Собака тонким слухом уловила мягкое движение колес по снежному ковру дороги. Она царапает когтями дверь и нетерпеливо визжит.
В каменной раме открытой двери, откуда врывается вихрь белых хлопьев, показывается засыпанный снегом силуэт сторожа, закутанного в шинель; он отступает, чтобы пропустить нотариуса.
– Смирно, Табаро! Да, это я, красавец ты мой. Дай пройти господину Бикоке.
Дверь снова закрыта; снежный вихрь за дверьми, и два человека отфыркиваются и отряхивают на широкие каменные плиты покрывающую их снежную пыль.
– Господа, – говорит нотариус, вытирая жемчужинки растаявшего снега, усеивающие его усы, – господа, я к вашим услугам.
Потом он обращается к сторожу:
– Будьте добры, Гаспар, оботрите мое ружье замшей.
– Позвольте мне только распрячь лошадь, и я займусь вашим ружьем, господин нотариус.
– Черт побери! – говорит Гартог. – Я не знал, что министерские чиновники должны вооружиться, чтобы исполнять свои обязанности. Разве в лесу есть разбойники?
Нотариус – толстый рыжий человек, одетый в бархатную куртку, на ногах бурые гетры. Добродушная улыбка освещает его лицо, обросшее щетиной.
– Нет, не разбойники; но в такую погоду с гор спускаются кабаны, а я большой любитель окорока с хорошим маринадом.

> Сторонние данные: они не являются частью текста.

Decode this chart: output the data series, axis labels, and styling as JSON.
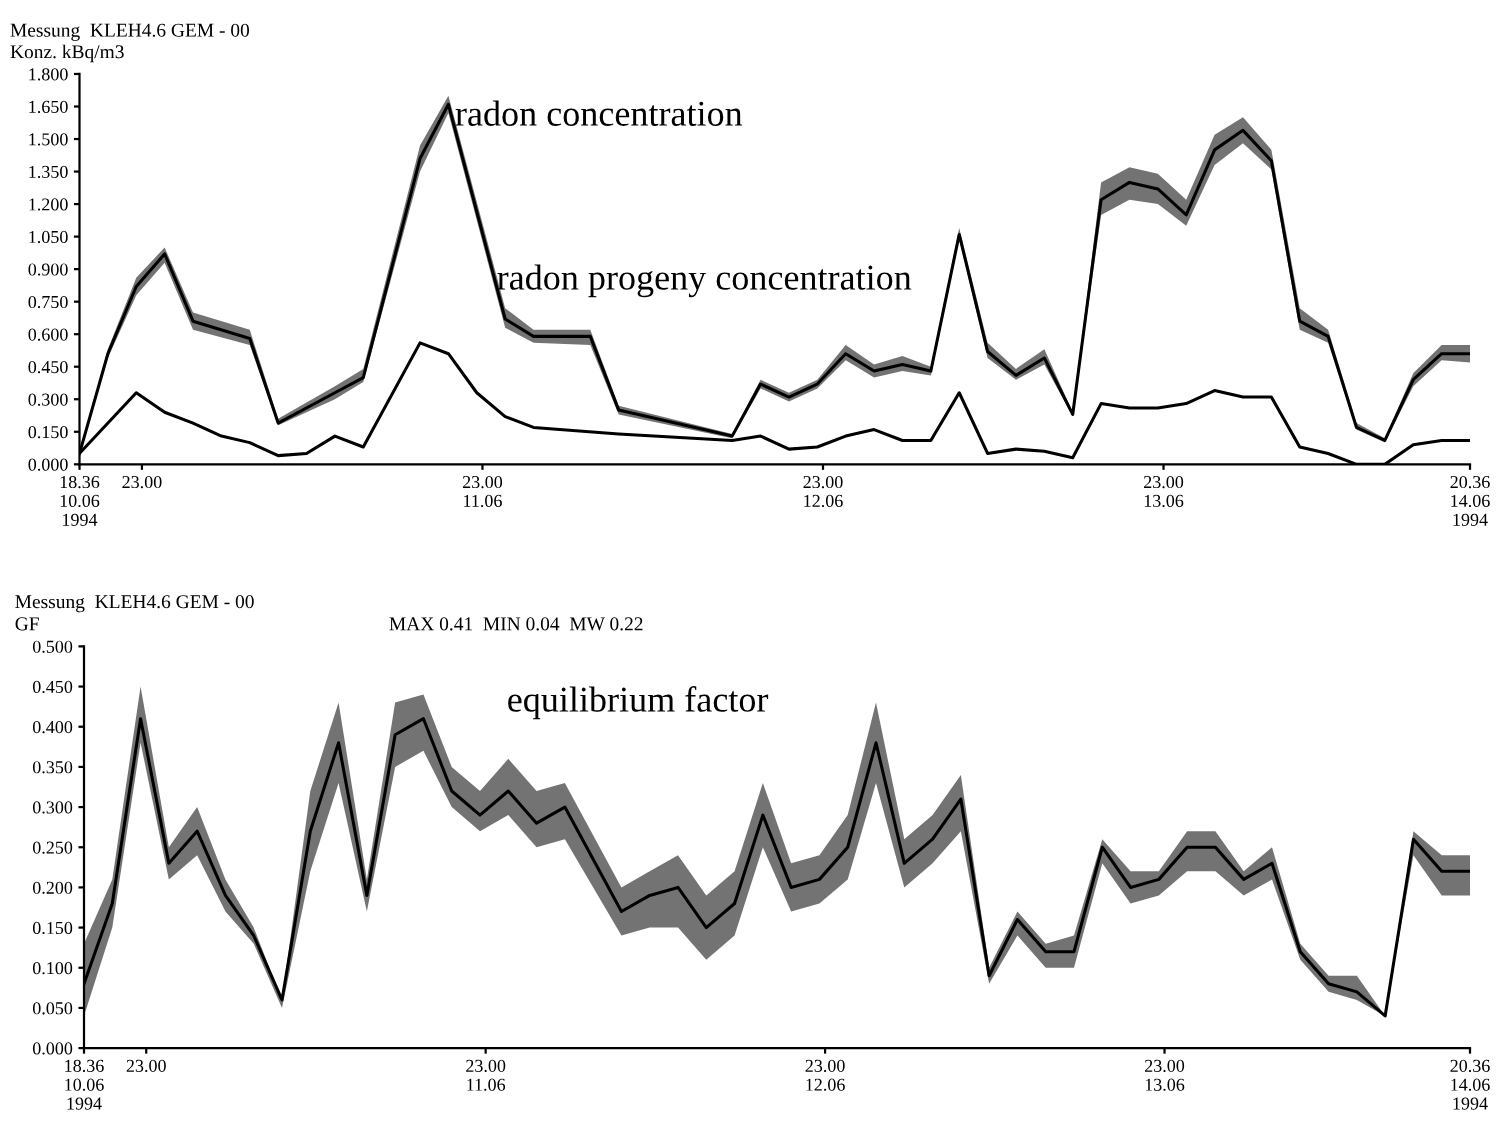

И он точно нюхает лакомый запах, в то время как, стоя перед очагом, стряхивает с себя снег и обволакивается туманным паром. Пахнет прачечной.
– Utile dulci, приятное с полезным, – шутит Корлевен. – Но я думал, что зимой и ночью охота запрещена. Не хотите ли стаканчик коньяку?
– Не откажусь, – отвечает нотариус. – Правила охоты вы знаете, многоуважаемый; но кто же будет применять их в этой затерянной стране? Это место браконьерства по преимуществу; попасть сюда можно только через мост в Ганьяке, в расстоянии одного лье. А потому браконьеры охотятся здесь сколько их душе угодно и в лесу, и на воде; в хорошую погоду нередко можно видеть, как они ловят форель с вязанкой пылающей соломы вместо фонаря, несмотря на все декреты префектуры.
– А жандармы?
– Ну, они больше не страдают иллюзиями. Курьезное совпадение: каждый раз, когда они переходят мост, извозчик, хижина которого рядом с мостом, испытывает необходимость побывать в своем саду и зажигает для этого фонарь, который виден издалека. И немедленно огни, бороздившие реку, потухают, а ружья становятся на свои места, в ружейные козлы. Терпя постоянные неудачи, жандармы наконец отказались от облав. Вот и мне случается – что делать, слабость! – пользоваться этим, когда представляется случай.
– Есть у вас новости от доктора Кодра, господин нотариус? – спрашивает Гартог.